Cortège
Eux, ce sont les Seita, les Trelleborg, les ouvriers de Carquefou qu'on licencie d'un coup, comme on se débarrasse aujourd'hui des stocks, des charges et des coûts, parce qu'il est beaucoup plus rationnel de délocaliser (oui oui oui n'en doutez pas... cela a été calculé dans des bureaux, vérifié par des schémas savants, théorisé par des experts, désiré par de fougueux éditorialistes, expliqué et réexpliqué à la télévision, enfin voté par de très doctes assemblées d'actionnaires désintéressés) – dire qu'il nous a fallu des siècles d'humanisme, de Lumières, de progrès pour comprendre ce que savaient d'instinct les négriers d'ici : que les hommes ne valent décidément pas plus que les choses qu'ils produisent, qu'ils valent même souvent beaucoup moins...
Mais ceux-là, ils ne comprenaient pas, justement.

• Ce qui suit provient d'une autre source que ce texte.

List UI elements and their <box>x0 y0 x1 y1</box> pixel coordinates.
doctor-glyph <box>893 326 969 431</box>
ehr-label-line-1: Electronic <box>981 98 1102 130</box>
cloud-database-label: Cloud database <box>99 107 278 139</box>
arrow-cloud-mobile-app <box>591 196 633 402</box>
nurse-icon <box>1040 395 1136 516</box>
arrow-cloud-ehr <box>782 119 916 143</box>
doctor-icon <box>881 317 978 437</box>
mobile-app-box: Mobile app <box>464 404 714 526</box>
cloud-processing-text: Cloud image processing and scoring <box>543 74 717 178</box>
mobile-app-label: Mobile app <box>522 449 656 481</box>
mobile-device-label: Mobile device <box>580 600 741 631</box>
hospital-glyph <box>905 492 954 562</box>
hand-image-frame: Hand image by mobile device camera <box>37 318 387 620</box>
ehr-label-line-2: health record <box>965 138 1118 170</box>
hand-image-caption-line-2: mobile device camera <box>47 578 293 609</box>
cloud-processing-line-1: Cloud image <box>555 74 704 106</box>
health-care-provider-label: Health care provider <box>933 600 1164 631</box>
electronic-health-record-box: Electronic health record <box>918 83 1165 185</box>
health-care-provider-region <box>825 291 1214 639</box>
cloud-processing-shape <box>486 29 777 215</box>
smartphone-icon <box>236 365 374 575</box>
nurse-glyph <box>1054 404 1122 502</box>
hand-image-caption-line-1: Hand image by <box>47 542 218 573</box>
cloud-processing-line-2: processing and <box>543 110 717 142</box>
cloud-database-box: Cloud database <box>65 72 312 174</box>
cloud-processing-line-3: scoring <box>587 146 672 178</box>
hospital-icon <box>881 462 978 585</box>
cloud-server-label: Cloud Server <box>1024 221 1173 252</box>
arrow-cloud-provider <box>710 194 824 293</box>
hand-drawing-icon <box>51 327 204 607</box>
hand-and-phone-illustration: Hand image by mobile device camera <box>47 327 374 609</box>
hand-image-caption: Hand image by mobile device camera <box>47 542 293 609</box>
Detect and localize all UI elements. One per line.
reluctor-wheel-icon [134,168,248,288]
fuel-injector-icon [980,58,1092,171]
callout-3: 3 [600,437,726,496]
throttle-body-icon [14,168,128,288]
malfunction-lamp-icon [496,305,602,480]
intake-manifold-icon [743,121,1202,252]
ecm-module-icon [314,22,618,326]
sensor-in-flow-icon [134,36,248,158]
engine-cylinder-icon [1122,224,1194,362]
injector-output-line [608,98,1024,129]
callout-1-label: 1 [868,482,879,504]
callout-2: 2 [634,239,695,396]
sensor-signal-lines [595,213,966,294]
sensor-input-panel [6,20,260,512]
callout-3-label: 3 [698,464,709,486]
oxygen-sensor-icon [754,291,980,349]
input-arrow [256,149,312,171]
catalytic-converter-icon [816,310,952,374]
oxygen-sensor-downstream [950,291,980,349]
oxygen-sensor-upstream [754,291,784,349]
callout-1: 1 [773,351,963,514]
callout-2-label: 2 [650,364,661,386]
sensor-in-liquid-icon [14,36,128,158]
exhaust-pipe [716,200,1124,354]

On avait dû mal expliquer, manquer de pédagogie. Car ils marchaient tout à l'heure dans les rues de mon quartier, les Seita, les Trelleborg. Quelques bonnets rouges portant le gwenn ha du les escortaient et l'on battait tambour... une drôle d'armée bretonne qui remontait la rue, revenant à l'usine comme au bateau qui coule. J'étais arrêtée à un feu quand ils sont passés, et je les ai photographiés, très vite, par la vitre. Ils souriaient en remarquant l'appareil et me faisaient des signes amicaux. C'était un cortège bon enfant, coloré, presque joyeux.
Ils défilent aujourd'hui, soutenus par leurs camarades, sous le regard curieux des passants, heureux malgré tout de marcher ensemble au soleil, et d'avancer comme si la route allait mener quelque part. Demain ils seront seuls. Tout seuls. Des chômeurs.